M. Anam a fait remarquer que le Bangladesh, pays densément peuplé aux ressources énergétiques nationales limitées, devait à la fois satisfaire une demande énergétique croissante, garantir sa sécurité énergétique et faire face au changement climatique. Par conséquent, la diversification du mix énergétique et l'expansion de l'utilisation d'énergies propres sont particulièrement cruciales pour le pays.
Présentant le programme nucléaire du Bangladesh, il a indiqué que le démarrage effectif de l'unité 1 de la centrale nucléaire de Rooppur constituait une étape majeure dans l'intégration du Bangladesh à la sphère nucléaire mondiale. Parallèlement, le Bangladesh, pleinement conscient des responsabilités liées au développement de l'énergie nucléaire, continuera de maintenir des normes élevées en matière de sûreté nucléaire, de sécurité nucléaire et de garanties.
M. Anam a appelé à un renforcement de la coopération internationale pour promouvoir le déploiement sûr et rapide des technologies avancées de petits réacteurs modulaires, y compris les centrales nucléaires flottantes. Il a estimé que la coopération dans les domaines de la technologie, des politiques, de la réglementation, de la sûreté et du renforcement des capacités était essentielle.
Il a également indiqué que l'ATLAS constituait une plateforme internationale importante favorisant les échanges entre décideurs politiques, scientifiques, organismes de réglementation, milieux d'affaires et autres parties prenantes autour des applications maritimes des technologies nucléaires.

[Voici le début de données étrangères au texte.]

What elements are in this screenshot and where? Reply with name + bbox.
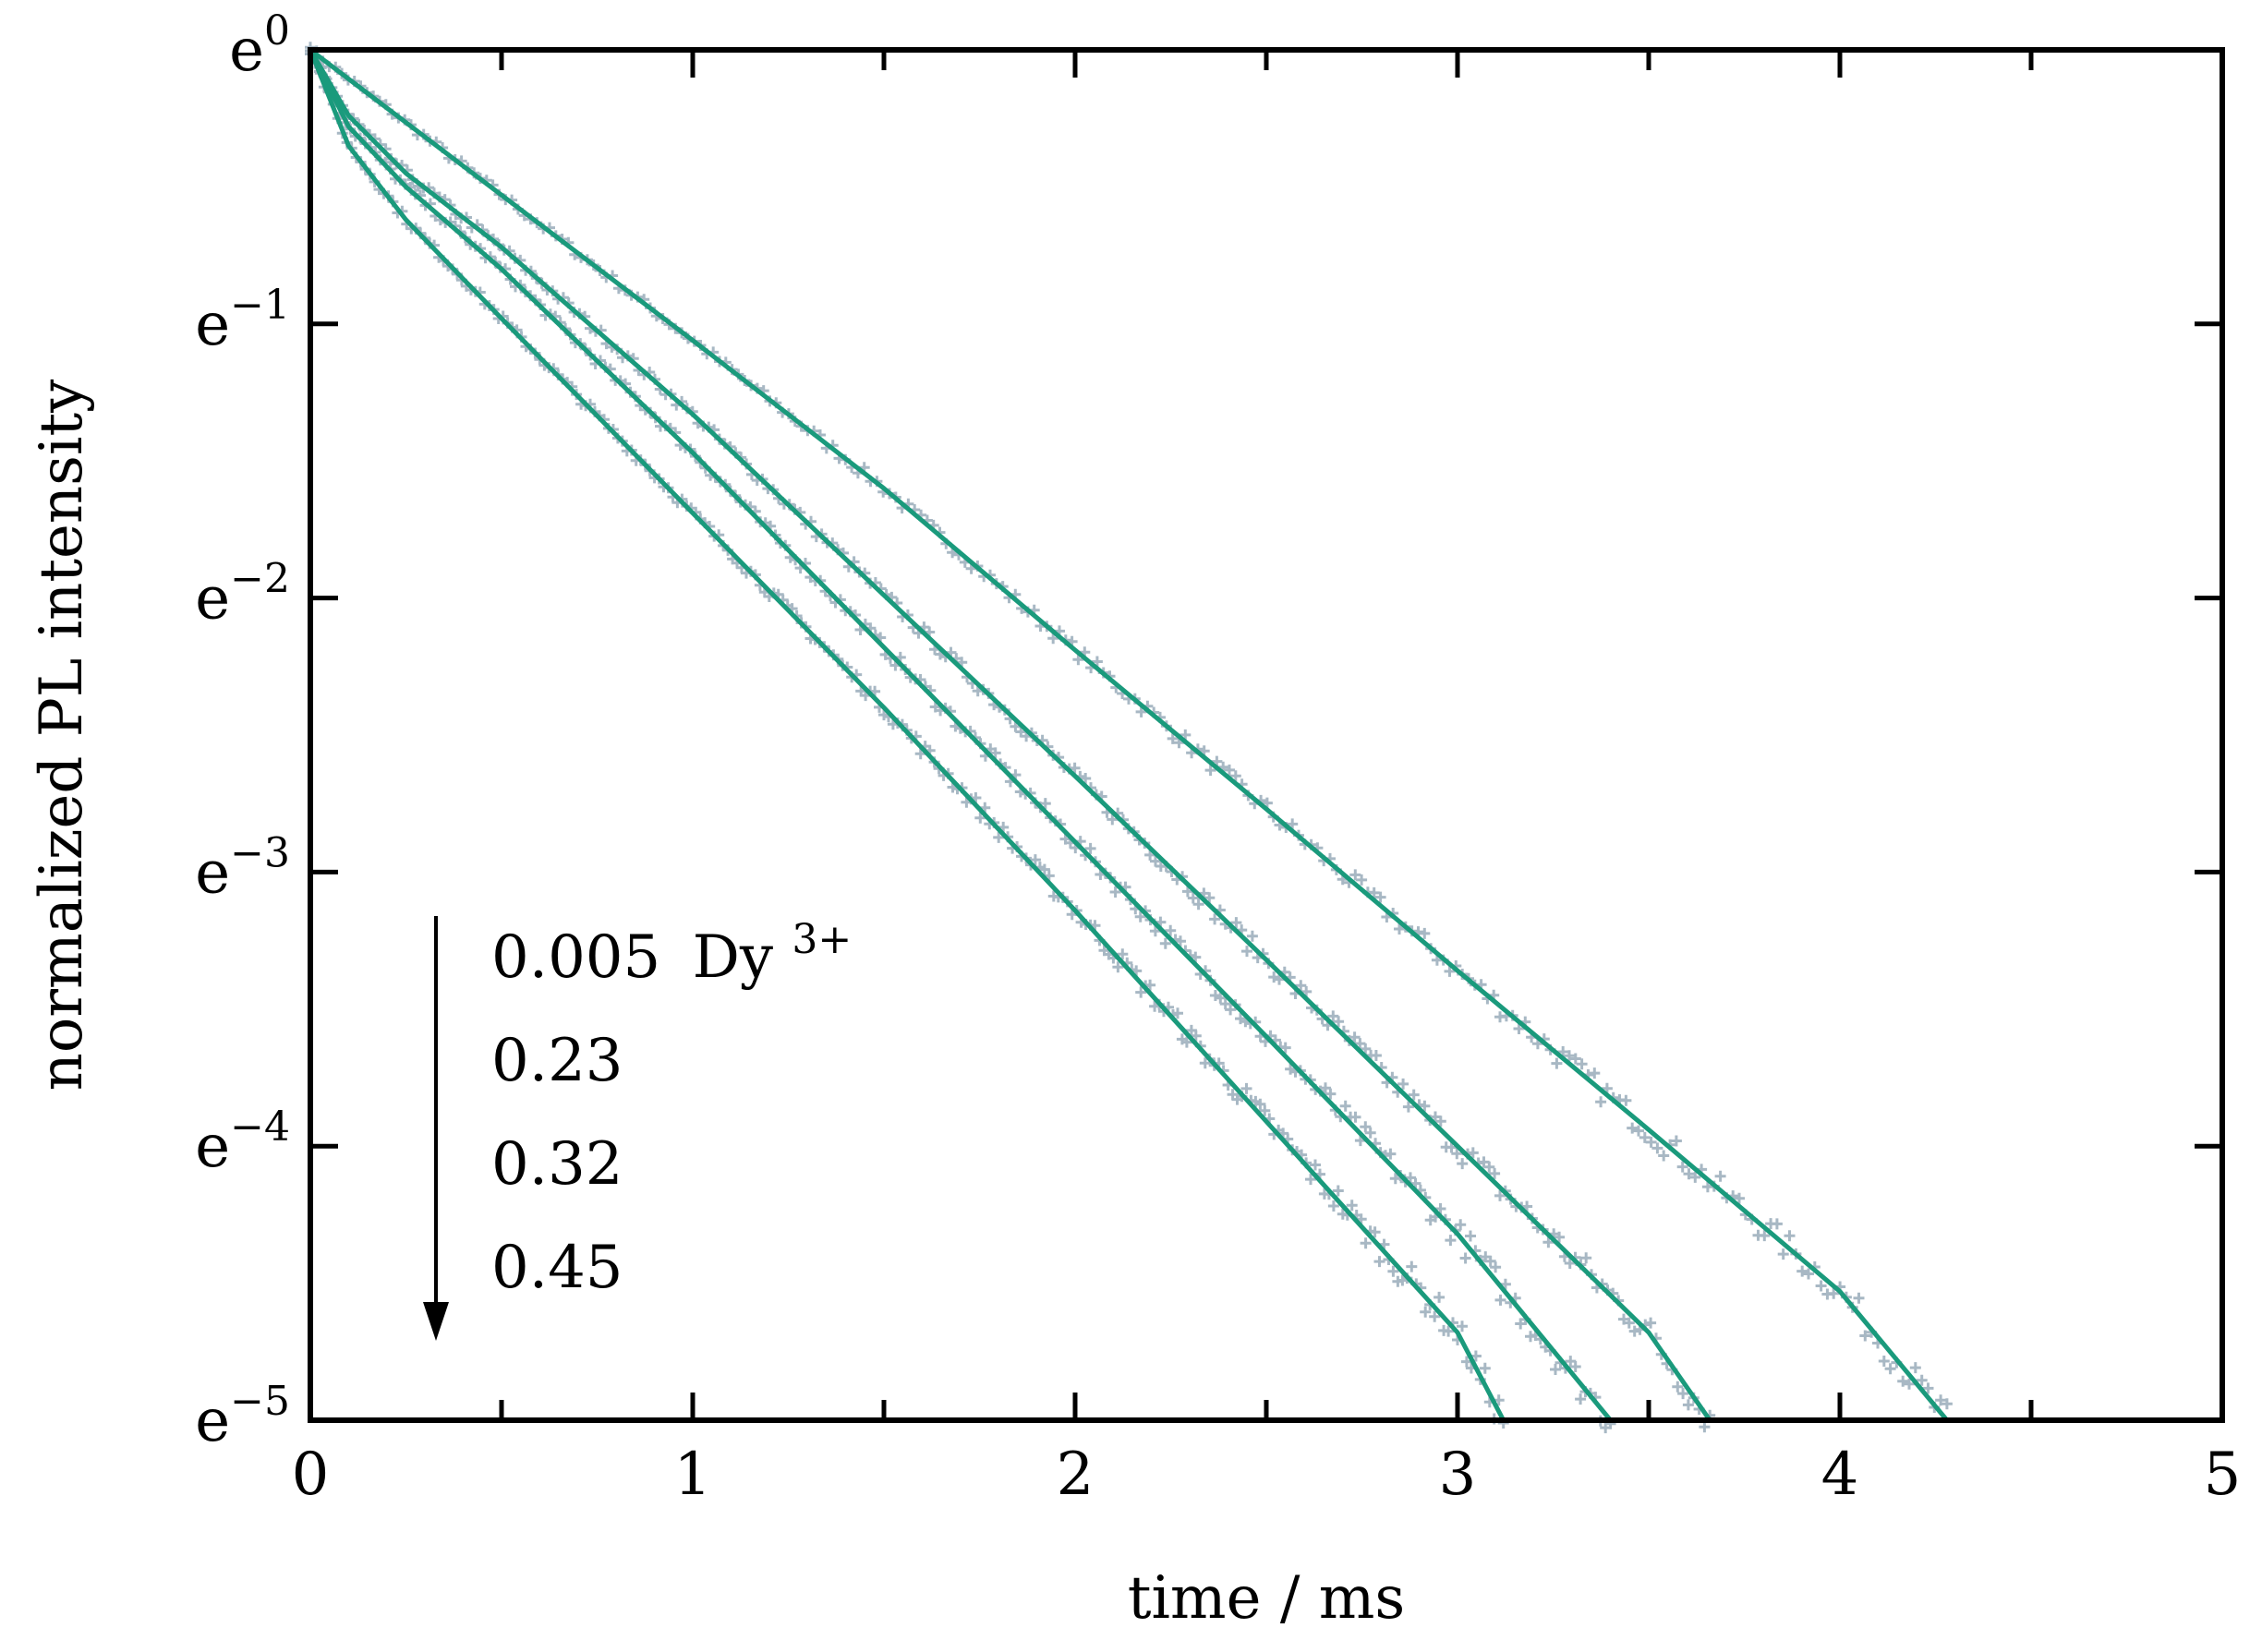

Le Bangladesh se réjouit de poursuivre sa coopération avec l'initiative ATLAS de l'AIEA, en explorant les opportunités dans le domaine maritime du nucléaire civil, dans le respect des normes les plus élevées de sûreté, de sécurité et de garanties internationales.
La réunion ministérielle de l'ATLAS s'est tenue à Washington, avec la participation notamment du secrétaire américain à l'Énergie, Chris Wright, du directeur général de l'AIEA, Rafael Mariano Grossi, ainsi que de ministres, hauts responsables gouvernementaux, représentants des autorités de réglementation nucléaire et maritime, représentants d'organisations internationales, et experts des secteurs du transport maritime et des technologies nucléaires de plusieurs pays. Des représentants de 19 pays, dont les États-Unis, le Bangladesh, les Pays-Bas, la Norvège, le Kenya, le Royaume-Uni, la France, le Brésil, la Corée du Sud, la Chine et la Russie, ont participé à la réunion et aux tables rondes connexes.